おまけ3~俺がおねーさんに再会した理由~①
「これで良かったんですか?」
〔うん、ありがとう。今日は私が死んで1年目…。私に逢いに来てくれただけで嬉しいから、もう、彼を開放してあげる〕
身体は透き通り1mは宙に浮いてニッコリ微笑みを浮かべている、おねーさん。
このおねーさんは、1年前に交通事故で亡くなっている。
只今、一周忌法要のためこの地に還って来たそうだ。
「それにしても、突然俺に逢いに来て、『花束持って現場に行くわよ!』なんて…。今後は止めて下さいね、ビックリして心臓が止まるかと思いましたよ」
〔だって、彼が私に逢いに行くって話しているのを聞いちゃって、とても動揺してたのよ!!〕
「でも、良かったですね。おねーさんの一番好きな向日葵を持って来てくれて」
「うん!でも、幽君のくれたチューリップも私は好きよ」
「はい、ありがとうございます」
俺がニッコリ笑いお礼を言うと、おねーさんは〔普通、そこは私がお礼言うところよ〕っと、苦笑いしている。

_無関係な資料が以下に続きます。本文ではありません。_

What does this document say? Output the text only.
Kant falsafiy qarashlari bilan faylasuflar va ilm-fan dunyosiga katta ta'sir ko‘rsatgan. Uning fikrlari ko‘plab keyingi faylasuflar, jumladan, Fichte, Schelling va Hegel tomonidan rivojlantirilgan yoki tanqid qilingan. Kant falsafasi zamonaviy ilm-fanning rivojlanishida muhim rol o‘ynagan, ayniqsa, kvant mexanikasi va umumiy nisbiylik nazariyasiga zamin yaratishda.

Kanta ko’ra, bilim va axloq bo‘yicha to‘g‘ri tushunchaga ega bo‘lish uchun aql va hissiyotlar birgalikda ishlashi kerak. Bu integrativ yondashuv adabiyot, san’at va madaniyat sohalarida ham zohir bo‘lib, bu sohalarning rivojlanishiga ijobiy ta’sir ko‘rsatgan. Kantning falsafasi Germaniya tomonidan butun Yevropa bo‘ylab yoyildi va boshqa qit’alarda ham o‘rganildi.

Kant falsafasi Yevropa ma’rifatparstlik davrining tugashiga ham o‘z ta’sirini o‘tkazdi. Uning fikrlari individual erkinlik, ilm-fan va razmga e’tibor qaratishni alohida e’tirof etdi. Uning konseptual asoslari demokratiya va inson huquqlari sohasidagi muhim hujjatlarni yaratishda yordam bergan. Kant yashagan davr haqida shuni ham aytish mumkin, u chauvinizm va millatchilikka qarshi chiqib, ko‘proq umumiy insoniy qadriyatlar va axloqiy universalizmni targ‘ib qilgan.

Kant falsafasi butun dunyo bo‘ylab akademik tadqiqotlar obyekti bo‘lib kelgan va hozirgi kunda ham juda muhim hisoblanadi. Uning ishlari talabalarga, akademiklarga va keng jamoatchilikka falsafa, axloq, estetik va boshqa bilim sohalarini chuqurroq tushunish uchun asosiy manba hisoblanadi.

「俺、明日にはこの町から出て行くんで、おねーさんに逢えて嬉しかったです」
〔幽君、引越しちゃうの?〕
「いえ、前の学校を転校することになっちゃって、今度行く学校は全寮制だからこの町から離れるんです。まぁ、休みには帰ってきますけど」
〔もしかして、私のせいだったりして…〕
「………」
まぁ、原因の一端はおねーさんの出会いで引き起こされているが、それを言うとあの霊とかこの霊とかもだよな…。